8.0 Testing for Error Handling
8.1 Testing for Improper Error Handling
sending a string where an integer is expected
Web Servers
All web apps run on a web server, whether it was an integrated one or a full fledged one. Web apps must handle and parse HTTP requests, and for that a web server is always part of the stack. Some of the most famous web servers are NGINX, Apache, and IIS.
Web servers have known error messages and formats. If one is not familiar with how they look, searching online for them would provide examples. Another way would be to look into their documentation, or simply setup a server locally and discover the errors by going through the pages that the web server uses.

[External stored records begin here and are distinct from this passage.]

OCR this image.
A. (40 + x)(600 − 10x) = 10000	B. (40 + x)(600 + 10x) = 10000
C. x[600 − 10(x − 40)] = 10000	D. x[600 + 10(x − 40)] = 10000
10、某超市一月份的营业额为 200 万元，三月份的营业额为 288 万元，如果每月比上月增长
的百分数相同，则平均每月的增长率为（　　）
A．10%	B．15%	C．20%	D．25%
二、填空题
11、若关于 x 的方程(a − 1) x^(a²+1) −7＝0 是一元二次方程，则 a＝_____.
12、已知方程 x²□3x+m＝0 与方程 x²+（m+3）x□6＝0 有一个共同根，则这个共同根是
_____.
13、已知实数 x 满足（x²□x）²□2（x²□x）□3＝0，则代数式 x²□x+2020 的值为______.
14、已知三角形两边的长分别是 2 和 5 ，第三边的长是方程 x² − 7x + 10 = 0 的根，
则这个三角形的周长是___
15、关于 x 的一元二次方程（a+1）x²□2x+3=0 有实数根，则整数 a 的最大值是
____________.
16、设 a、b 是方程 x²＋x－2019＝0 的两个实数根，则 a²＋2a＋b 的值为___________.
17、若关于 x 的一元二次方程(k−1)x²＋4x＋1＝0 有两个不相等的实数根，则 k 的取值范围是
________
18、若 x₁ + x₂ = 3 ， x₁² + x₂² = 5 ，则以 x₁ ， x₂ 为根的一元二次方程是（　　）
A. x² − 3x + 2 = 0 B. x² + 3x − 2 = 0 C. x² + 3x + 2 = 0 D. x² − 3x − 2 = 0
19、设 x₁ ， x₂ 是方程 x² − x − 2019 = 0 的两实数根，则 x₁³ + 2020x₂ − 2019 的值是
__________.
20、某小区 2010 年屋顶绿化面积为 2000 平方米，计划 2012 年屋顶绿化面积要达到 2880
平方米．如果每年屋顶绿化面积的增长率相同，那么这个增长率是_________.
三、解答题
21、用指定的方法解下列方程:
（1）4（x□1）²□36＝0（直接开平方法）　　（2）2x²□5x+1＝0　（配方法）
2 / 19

In order to trigger error messages, a tester must:
Search for random files and folders that will not be found (404s).
Try to request folders that exist and see the server behavior (403s, blank page, or directory listing).
Try sending a request that breaks the HTTP RFC. One example would be to send a very large path, break the headers format, or change the HTTP version.
Even if errors are handled on the application level, breaking the HTTP RFC may make the integrated web server show itself since it has to handle the request, and developers forget to override these errors.
8.2 Testing for Stack Traces
Applications
Applications are the most susceptible to let out a wide variety of error messages, which include: stack traces, memory dumps, mishandled exceptions, and generic errors. This happens due to the fact that applications are custom built most of the time and the developers need to observe and handle all possible error cases (or have a global error catching mechanism), and these errors can appear from integrations with other services.
In order to make an application throw these errors, a tester must:
Identify possible input points where the application is expecting data.
Analyse the expected input type (strings, integers, JSON, XML, etc.).
Fuzz every input point based on the previous steps to have a more focused test scenario.
Fuzzing every input with all possible injections is not the best solution unless you have unlimited testing time and the application can handle that much input.
If fuzzing isn’t an option, handpick viable inputs that have the highest chance to break a certain parser (e.g. a closing bracket for a JSON body, a large text where only a couple of characters are expected, CLRF injection with parameters that might be parsed by servers and input validation controls, special characters that aren’t applicable for file names, etc.).
Fuzzing with jargon data should be ran for every type as sometimes the interpreters will break outside of the developer’s exception handling.
Understand the service responding with the error message and try to make a more refined fuzz list to bring out more information or error details from that service (it could be a database, a standalone service, etc.).
Error messages are sometimes the main weakness in mapping out systems, especially under a microservice architecture. If services are not properly set to handle errors in a generic and uniform manner, error messages would let a tester identify which service handles which requests, and allows for a more focused attack per service.
The tester needs to keep a vigilant eye for the response type. Sometimes errors are returned as success with an error body, hide the error in a 302, or simply by having a custom way of representing that error.